I noticed a performance hit in production after upgrading to Horizon 3.2.1, which is probably in relation to https://github.com/laravel/horizon/pull/589. This is on a EC2 t2 instance, with constant workload, the hit is an additional 5-6% of CPU usage.
See graph below, we upgraded to 3.2.1 on May 22 (you will notice also that the CPU credits went down to zero way faster after the upgrade):

And this graph is after reverting to 3.1.2:

Upgrade Horizon from 3.1.2 to 3.2.1.
Can you check if this is related to the scheduler or one of the other processes?
How can I check that?
I think this may be because it now calls ps twice, once to find out if it need to auto-scale and once to get the current system load. Unfortunately on my system the performance difference is so minute that I'm unable to tell the difference.
I have 3 options for possible improvements.
1: Differentiate the two calls so that the auto-scaler only get the list of commands and not CPU and mem load.
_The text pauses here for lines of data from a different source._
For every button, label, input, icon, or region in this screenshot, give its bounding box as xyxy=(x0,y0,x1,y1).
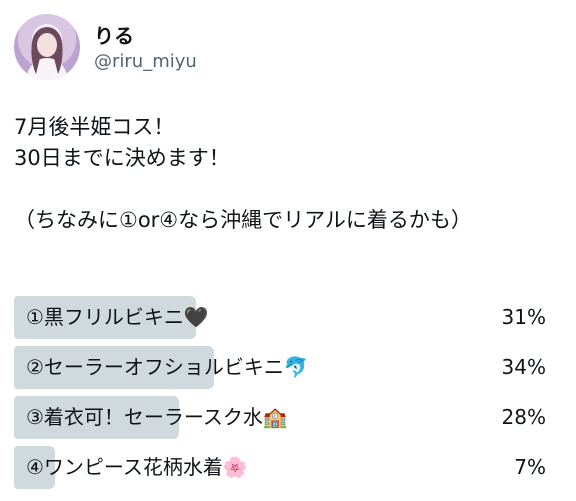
tweet-header: りる @riru_miyu xyxy=(14,14,534,82)
poll-option-percent: 7% xyxy=(514,455,546,479)
display-name[interactable]: りる xyxy=(94,20,134,49)
poll-option-label: ①黒フリルビキニ🖤 xyxy=(26,305,209,329)
poll-option: ②セーラーオフショルビキニ🐬 34% xyxy=(14,346,546,389)
poll-option: ①黒フリルビキニ🖤 31% xyxy=(14,296,546,339)
poll-option: ④ワンピース花柄水着🌸 7% xyxy=(14,446,546,489)
tweet-text-line: （ちなみに①or④なら沖縄でリアルに着るかも） xyxy=(14,208,472,232)
user-handle[interactable]: @riru_miyu xyxy=(94,51,197,72)
poll: ①黒フリルビキニ🖤 31% ②セーラーオフショルビキニ🐬 34% ③着衣可！セー… xyxy=(14,296,546,496)
poll-option-label: ④ワンピース花柄水着🌸 xyxy=(26,455,248,479)
poll-option-label: ②セーラーオフショルビキニ🐬 xyxy=(26,355,309,379)
tweet-text-line: 7月後半姫コス！ xyxy=(14,115,175,139)
tweet-text-line: 30日までに決めます！ xyxy=(14,146,230,170)
poll-option-percent: 28% xyxy=(501,405,546,429)
poll-option-percent: 34% xyxy=(501,355,546,379)
poll-option-label: ③着衣可！セーラースク水🏫 xyxy=(26,405,288,429)
poll-option-percent: 31% xyxy=(501,305,546,329)
tweet-text-line-blank xyxy=(14,174,554,205)
tweet-text: 7月後半姫コス！ 30日までに決めます！ （ちなみに①or④なら沖縄でリアルに着… xyxy=(14,112,554,236)
avatar-image xyxy=(26,27,68,80)
avatar[interactable] xyxy=(14,14,80,80)
poll-option: ③着衣可！セーラースク水🏫 28% xyxy=(14,396,546,439)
2: Only call ps once and then store the values in the class for the telementry
3: Tightly couple telementry and autoscaling
The pros:
1: Only getting the relevant data for the caller is probably good idea
2: Only one call will be made each tick
3: Only one call will be made each tick
The cons:
1: It is unclear from my tests if ps collects less data or simply just dosen't return it, so the savings might be negligible.
2: If caller A is no longer called each tick in a later version then caller B will get stale data
3: Tightly coupling things is a bad idea
Option 4: boolean to enable / disable telemetry?
For option 1, if you can give me an example of ps command, I can try to benchmark it on my EC2 t2 instance.
exec ps axo %cpu,%mem,command | grep "supervisor=SomeHorizonName" | grep -v "grep"
vs
exec ps axo command | grep "supervisor=SomeHorizonName" | grep -v "grep"
Over 50,000 iterations, no significant difference...
➜ time ./test1.sh
./test1.sh 83.36s user 146.00s system 78% cpu 4:53.98 total
➜ time ./test2.sh
./test2.sh 80.47s user 152.67s system 78% cpu 4:56.86 total
Hmm less then 4% increased performance dosent look promising for option 1. There would also be a reduction in time spent parsing the result, since scaling would only need the number of lines. But I wouldn't expect this to much of a performance issue either.
Currently this only appears to cost 0.16% cpu at the tick rate on the given system so perhaps more then just ps is to blame here.
The original PR that caused the performance hit was reverted.
Most helpful comment
The original PR that caused the performance hit was reverted.